School of Medicine Education Building I

School of Medicine server room at the heart of UCR research

High-powered computers relocated to SOM Ed 1 will benefit research across campus

April 30, 2025
Author: Erika Klein
April 30, 2025

A server room in the School of Medicine Education 1 Building, or SOM Ed 1, will provide computing infrastructure for hundreds of research groups across campus after a recent renovation involving UC Riverside’s High-Performance Computing Center (HPCC).

The renovation relocated the HPCC’s operations and equipment to the server room and included physical upgrades to SOM Ed 1 after the HPCC’s old server room in the Genomics Building reached capacity several years ago. It will provide more space for equipment along with electricity and cooling systems required to run new high-powered machines.

Thomas Girke, director of the HPCC and a professor of bioinformatics, said the renovated facility is a gamechanger for UCR research. 

“It provides a new level of infrastructure for our researchers that will enable us to get additional grants … and it will provide capacity for future growth in terms of our research endeavors,” Girke said. “That is very important, because many things are very data driven nowadays.”

Girke estimated that with the renovation and updated data storage capabilities, the HPCC now holds 75% of all research data on campus, equivalent to the storage space of approximately 20,000 laptops. It also allows UCR to save on offsite or cloud data storage, he said.

HPCC, which was formed in 2017, includes over 200 labs and 1,000 users across campus. The center increases efficiency by facilitating the sharing of expensive computing infrastructure. 

“The part we are proud of as researchers is that this is a real community across the entire campus, and it’s open to anyone,” Girke said. “I think that is really a statement of sharing here on campus that community building and research have no boundary, so we work together and build infrastructure together.”

The center’s new space will also benefit UCR students. “We train a lot of students on working on high performance computing and powerful GPU systems that will develop their careers in artificial intelligence in the future,” Girke said.

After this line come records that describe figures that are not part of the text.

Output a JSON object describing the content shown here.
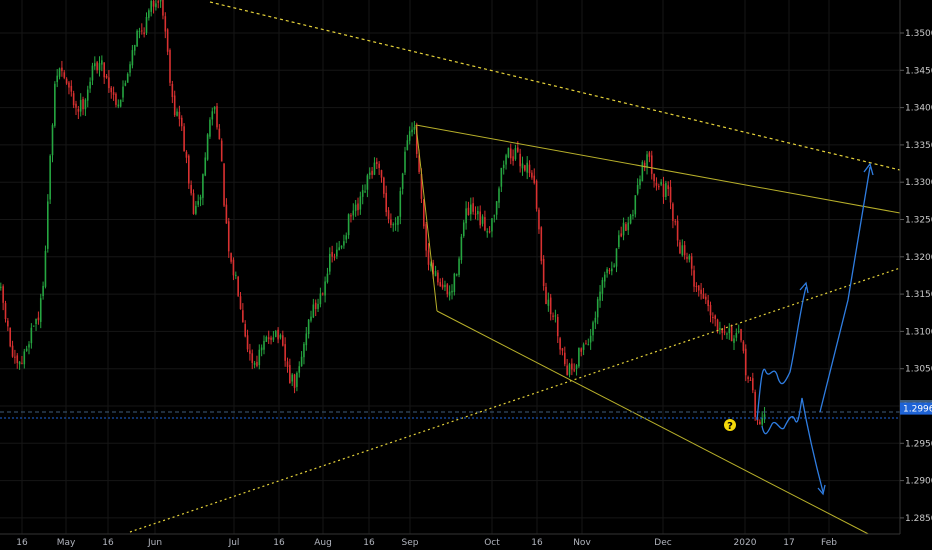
{
  "chart_data": {
    "type": "candlestick",
    "y_ticks": [
      "1.35000",
      "1.34500",
      "1.34000",
      "1.33500",
      "1.33000",
      "1.32500",
      "1.32000",
      "1.31500",
      "1.31000",
      "1.30500",
      "1.30000",
      "1.29500",
      "1.29000",
      "1.28500"
    ],
    "ylim": [
      1.2835,
      1.355
    ],
    "x_ticks": [
      "16",
      "May",
      "16",
      "Jun",
      "Jul",
      "16",
      "Aug",
      "16",
      "Sep",
      "Oct",
      "16",
      "Nov",
      "Dec",
      "2020",
      "17",
      "Feb"
    ],
    "price_tags": [
      {
        "label": "1.30000",
        "value": 1.3,
        "color": "#3f5c7a"
      },
      {
        "label": "1.29965",
        "value": 1.29965,
        "color": "#1e63d6"
      }
    ],
    "grid": true,
    "colors": {
      "up": "#26a641",
      "down": "#d93131",
      "trendline": "#b8b02a",
      "dotted": "#e6d33a",
      "projection": "#2f7de1",
      "background": "#000000"
    },
    "annotation_icon": "question-icon",
    "annotation_symbol": "?",
    "keypoints": [
      [
        "2019-04-01",
        1.308
      ],
      [
        "2019-04-08",
        1.316
      ],
      [
        "2019-04-15",
        1.305
      ],
      [
        "2019-04-22",
        1.312
      ],
      [
        "2019-04-29",
        1.345
      ],
      [
        "2019-05-06",
        1.34
      ],
      [
        "2019-05-13",
        1.346
      ],
      [
        "2019-05-20",
        1.341
      ],
      [
        "2019-05-27",
        1.35
      ],
      [
        "2019-06-03",
        1.355
      ],
      [
        "2019-06-10",
        1.339
      ],
      [
        "2019-06-17",
        1.326
      ],
      [
        "2019-06-24",
        1.34
      ],
      [
        "2019-07-01",
        1.318
      ],
      [
        "2019-07-08",
        1.306
      ],
      [
        "2019-07-15",
        1.31
      ],
      [
        "2019-07-22",
        1.303
      ],
      [
        "2019-07-29",
        1.313
      ],
      [
        "2019-08-05",
        1.32
      ],
      [
        "2019-08-12",
        1.326
      ],
      [
        "2019-08-19",
        1.332
      ],
      [
        "2019-08-26",
        1.324
      ],
      [
        "2019-09-02",
        1.338
      ],
      [
        "2019-09-09",
        1.318
      ],
      [
        "2019-09-16",
        1.315
      ],
      [
        "2019-09-23",
        1.326
      ],
      [
        "2019-09-30",
        1.324
      ],
      [
        "2019-10-07",
        1.334
      ],
      [
        "2019-10-14",
        1.332
      ],
      [
        "2019-10-21",
        1.313
      ],
      [
        "2019-10-28",
        1.305
      ],
      [
        "2019-11-04",
        1.309
      ],
      [
        "2019-11-11",
        1.318
      ],
      [
        "2019-11-18",
        1.324
      ],
      [
        "2019-11-25",
        1.333
      ],
      [
        "2019-12-02",
        1.329
      ],
      [
        "2019-12-09",
        1.321
      ],
      [
        "2019-12-16",
        1.315
      ],
      [
        "2019-12-23",
        1.311
      ],
      [
        "2019-12-30",
        1.309
      ],
      [
        "2020-01-03",
        1.304
      ],
      [
        "2020-01-06",
        1.2975
      ],
      [
        "2020-01-08",
        1.299
      ]
    ]
  }
}
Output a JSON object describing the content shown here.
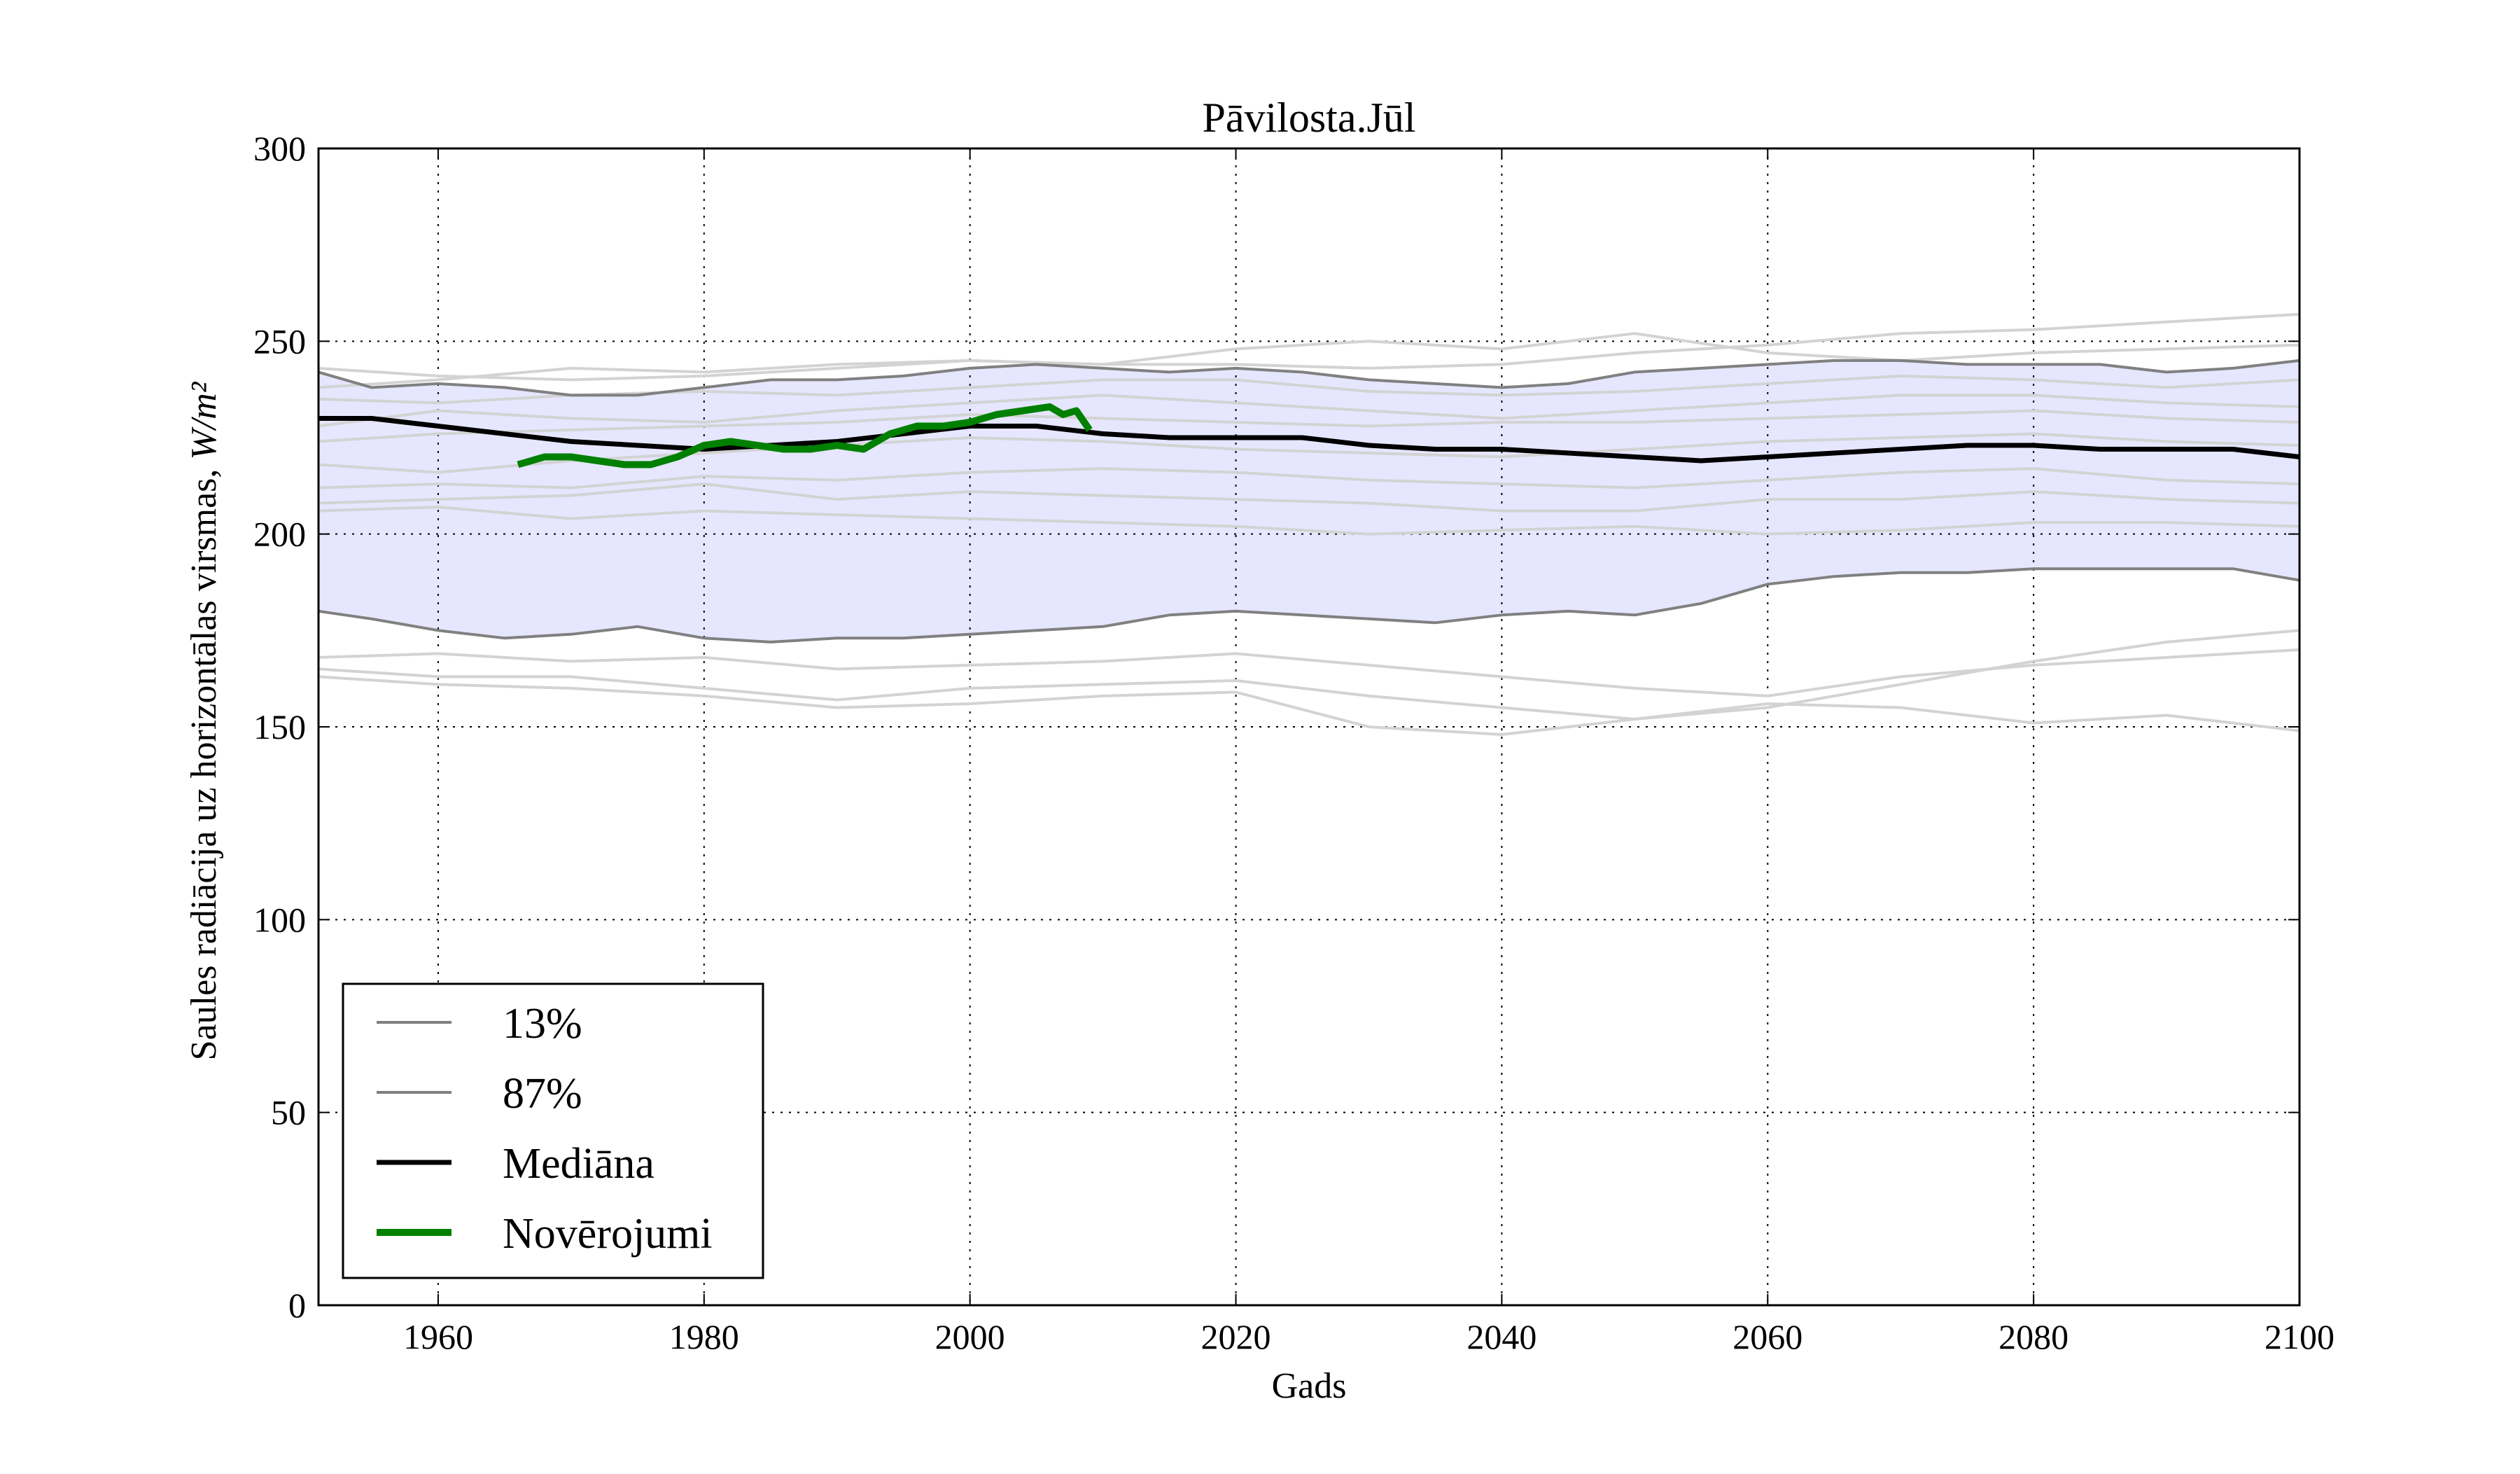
{
  "chart_data": {
    "type": "line",
    "title": "Pāvilosta.Jūl",
    "xlabel": "Gads",
    "ylabel": "Saules radiācija uz horizontālas virsmas, ",
    "ylabel_math": "W/m²",
    "xlim": [
      1951,
      2100
    ],
    "ylim": [
      0,
      300
    ],
    "x_ticks": [
      1960,
      1980,
      2000,
      2020,
      2040,
      2060,
      2080,
      2100
    ],
    "y_ticks": [
      0,
      50,
      100,
      150,
      200,
      250,
      300
    ],
    "grid": true,
    "legend_placement": "lower-left",
    "colors": {
      "band": "#e6e6ff",
      "percentile": "#808080",
      "ensemble": "#d3d3d3",
      "median": "#000000",
      "observations": "#008000"
    },
    "band": {
      "name": "13%–87%",
      "x": [
        1951,
        1955,
        1960,
        1965,
        1970,
        1975,
        1980,
        1985,
        1990,
        1995,
        2000,
        2005,
        2010,
        2015,
        2020,
        2025,
        2030,
        2035,
        2040,
        2045,
        2050,
        2055,
        2060,
        2065,
        2070,
        2075,
        2080,
        2085,
        2090,
        2095,
        2100
      ],
      "lower": [
        180,
        178,
        175,
        173,
        174,
        176,
        173,
        172,
        173,
        173,
        174,
        175,
        176,
        179,
        180,
        179,
        178,
        177,
        179,
        180,
        179,
        182,
        187,
        189,
        190,
        190,
        191,
        191,
        191,
        191,
        188
      ],
      "upper": [
        242,
        238,
        239,
        238,
        236,
        236,
        238,
        240,
        240,
        241,
        243,
        244,
        243,
        242,
        243,
        242,
        240,
        239,
        238,
        239,
        242,
        243,
        244,
        245,
        245,
        244,
        244,
        244,
        242,
        243,
        245
      ]
    },
    "series": [
      {
        "name": "13%",
        "x": [
          1951,
          1955,
          1960,
          1965,
          1970,
          1975,
          1980,
          1985,
          1990,
          1995,
          2000,
          2005,
          2010,
          2015,
          2020,
          2025,
          2030,
          2035,
          2040,
          2045,
          2050,
          2055,
          2060,
          2065,
          2070,
          2075,
          2080,
          2085,
          2090,
          2095,
          2100
        ],
        "values": [
          180,
          178,
          175,
          173,
          174,
          176,
          173,
          172,
          173,
          173,
          174,
          175,
          176,
          179,
          180,
          179,
          178,
          177,
          179,
          180,
          179,
          182,
          187,
          189,
          190,
          190,
          191,
          191,
          191,
          191,
          188
        ]
      },
      {
        "name": "87%",
        "x": [
          1951,
          1955,
          1960,
          1965,
          1970,
          1975,
          1980,
          1985,
          1990,
          1995,
          2000,
          2005,
          2010,
          2015,
          2020,
          2025,
          2030,
          2035,
          2040,
          2045,
          2050,
          2055,
          2060,
          2065,
          2070,
          2075,
          2080,
          2085,
          2090,
          2095,
          2100
        ],
        "values": [
          242,
          238,
          239,
          238,
          236,
          236,
          238,
          240,
          240,
          241,
          243,
          244,
          243,
          242,
          243,
          242,
          240,
          239,
          238,
          239,
          242,
          243,
          244,
          245,
          245,
          244,
          244,
          244,
          242,
          243,
          245
        ]
      },
      {
        "name": "Mediāna",
        "x": [
          1951,
          1955,
          1960,
          1965,
          1970,
          1975,
          1980,
          1985,
          1990,
          1995,
          2000,
          2005,
          2010,
          2015,
          2020,
          2025,
          2030,
          2035,
          2040,
          2045,
          2050,
          2055,
          2060,
          2065,
          2070,
          2075,
          2080,
          2085,
          2090,
          2095,
          2100
        ],
        "values": [
          230,
          230,
          228,
          226,
          224,
          223,
          222,
          223,
          224,
          226,
          228,
          228,
          226,
          225,
          225,
          225,
          223,
          222,
          222,
          221,
          220,
          219,
          220,
          221,
          222,
          223,
          223,
          222,
          222,
          222,
          220
        ]
      },
      {
        "name": "Novērojumi",
        "x": [
          1966,
          1968,
          1970,
          1972,
          1974,
          1976,
          1978,
          1980,
          1982,
          1984,
          1986,
          1988,
          1990,
          1992,
          1994,
          1996,
          1998,
          2000,
          2002,
          2004,
          2006,
          2007,
          2008,
          2009
        ],
        "values": [
          218,
          220,
          220,
          219,
          218,
          218,
          220,
          223,
          224,
          223,
          222,
          222,
          223,
          222,
          226,
          228,
          228,
          229,
          231,
          232,
          233,
          231,
          232,
          227
        ]
      }
    ],
    "ensemble": [
      {
        "x": [
          1951,
          1960,
          1970,
          1980,
          1990,
          2000,
          2010,
          2020,
          2030,
          2040,
          2050,
          2060,
          2070,
          2080,
          2090,
          2100
        ],
        "values": [
          243,
          241,
          240,
          241,
          243,
          245,
          244,
          244,
          243,
          244,
          247,
          249,
          252,
          253,
          255,
          257
        ]
      },
      {
        "x": [
          1951,
          1960,
          1970,
          1980,
          1990,
          2000,
          2010,
          2020,
          2030,
          2040,
          2050,
          2060,
          2070,
          2080,
          2090,
          2100
        ],
        "values": [
          238,
          240,
          243,
          242,
          244,
          245,
          244,
          248,
          250,
          248,
          252,
          247,
          245,
          247,
          248,
          249
        ]
      },
      {
        "x": [
          1951,
          1960,
          1970,
          1980,
          1990,
          2000,
          2010,
          2020,
          2030,
          2040,
          2050,
          2060,
          2070,
          2080,
          2090,
          2100
        ],
        "values": [
          235,
          234,
          236,
          237,
          236,
          238,
          240,
          240,
          237,
          236,
          237,
          239,
          241,
          240,
          238,
          240
        ]
      },
      {
        "x": [
          1951,
          1960,
          1970,
          1980,
          1990,
          2000,
          2010,
          2020,
          2030,
          2040,
          2050,
          2060,
          2070,
          2080,
          2090,
          2100
        ],
        "values": [
          228,
          232,
          230,
          229,
          232,
          234,
          236,
          234,
          232,
          230,
          232,
          234,
          236,
          236,
          234,
          233
        ]
      },
      {
        "x": [
          1951,
          1960,
          1970,
          1980,
          1990,
          2000,
          2010,
          2020,
          2030,
          2040,
          2050,
          2060,
          2070,
          2080,
          2090,
          2100
        ],
        "values": [
          224,
          226,
          227,
          228,
          229,
          231,
          230,
          229,
          228,
          229,
          229,
          230,
          231,
          232,
          230,
          229
        ]
      },
      {
        "x": [
          1951,
          1960,
          1970,
          1980,
          1990,
          2000,
          2010,
          2020,
          2030,
          2040,
          2050,
          2060,
          2070,
          2080,
          2090,
          2100
        ],
        "values": [
          218,
          216,
          219,
          221,
          223,
          225,
          224,
          222,
          221,
          220,
          222,
          224,
          225,
          226,
          224,
          223
        ]
      },
      {
        "x": [
          1951,
          1960,
          1970,
          1980,
          1990,
          2000,
          2010,
          2020,
          2030,
          2040,
          2050,
          2060,
          2070,
          2080,
          2090,
          2100
        ],
        "values": [
          212,
          213,
          212,
          215,
          214,
          216,
          217,
          216,
          214,
          213,
          212,
          214,
          216,
          217,
          214,
          213
        ]
      },
      {
        "x": [
          1951,
          1960,
          1970,
          1980,
          1990,
          2000,
          2010,
          2020,
          2030,
          2040,
          2050,
          2060,
          2070,
          2080,
          2090,
          2100
        ],
        "values": [
          208,
          209,
          210,
          213,
          209,
          211,
          210,
          209,
          208,
          206,
          206,
          209,
          209,
          211,
          209,
          208
        ]
      },
      {
        "x": [
          1951,
          1960,
          1970,
          1980,
          1990,
          2000,
          2010,
          2020,
          2030,
          2040,
          2050,
          2060,
          2070,
          2080,
          2090,
          2100
        ],
        "values": [
          206,
          207,
          204,
          206,
          205,
          204,
          203,
          202,
          200,
          201,
          202,
          200,
          201,
          203,
          203,
          202
        ]
      },
      {
        "x": [
          1951,
          1960,
          1970,
          1980,
          1990,
          2000,
          2010,
          2020,
          2030,
          2040,
          2050,
          2060,
          2070,
          2080,
          2090,
          2100
        ],
        "values": [
          168,
          169,
          167,
          168,
          165,
          166,
          167,
          169,
          166,
          163,
          160,
          158,
          163,
          166,
          168,
          170
        ]
      },
      {
        "x": [
          1951,
          1960,
          1970,
          1980,
          1990,
          2000,
          2010,
          2020,
          2030,
          2040,
          2050,
          2060,
          2070,
          2080,
          2090,
          2100
        ],
        "values": [
          165,
          163,
          163,
          160,
          157,
          160,
          161,
          162,
          158,
          155,
          152,
          155,
          161,
          167,
          172,
          175
        ]
      },
      {
        "x": [
          1951,
          1960,
          1970,
          1980,
          1990,
          2000,
          2010,
          2020,
          2030,
          2040,
          2050,
          2060,
          2070,
          2080,
          2090,
          2100
        ],
        "values": [
          163,
          161,
          160,
          158,
          155,
          156,
          158,
          159,
          150,
          148,
          152,
          156,
          155,
          151,
          153,
          149
        ]
      }
    ]
  }
}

The server room in SOM Ed 1 has housed core UCR IT resources since the Department of Statistics occupied the building. The server room remained the largest on campus after the building was renovated for the School of Medicine. 

The server room upgrade was more complex and time-consuming than simply moving hardware. The significant amount of electricity consumed and heat produced by the machines required electrical and cooling upgrades, seismic strengthening of the floor and ceiling, and other modifications that took several years. 

Once the upgrades were complete, the move itself happened in March over the course of about five days. HPCC users received notifications about the move, and research on the computers was stalled for several days while the systems were shut down and relocated, their longest outage to date. Girke said the physical move took about three days, with everything up and running again after a week. 

“We were very happy with that,” Girke said, expressing gratitude to the HPCC staff, UCR’s Facility Services, UCR Information Technology Solutions, and occupants of the SOM Ed 1 building for their support.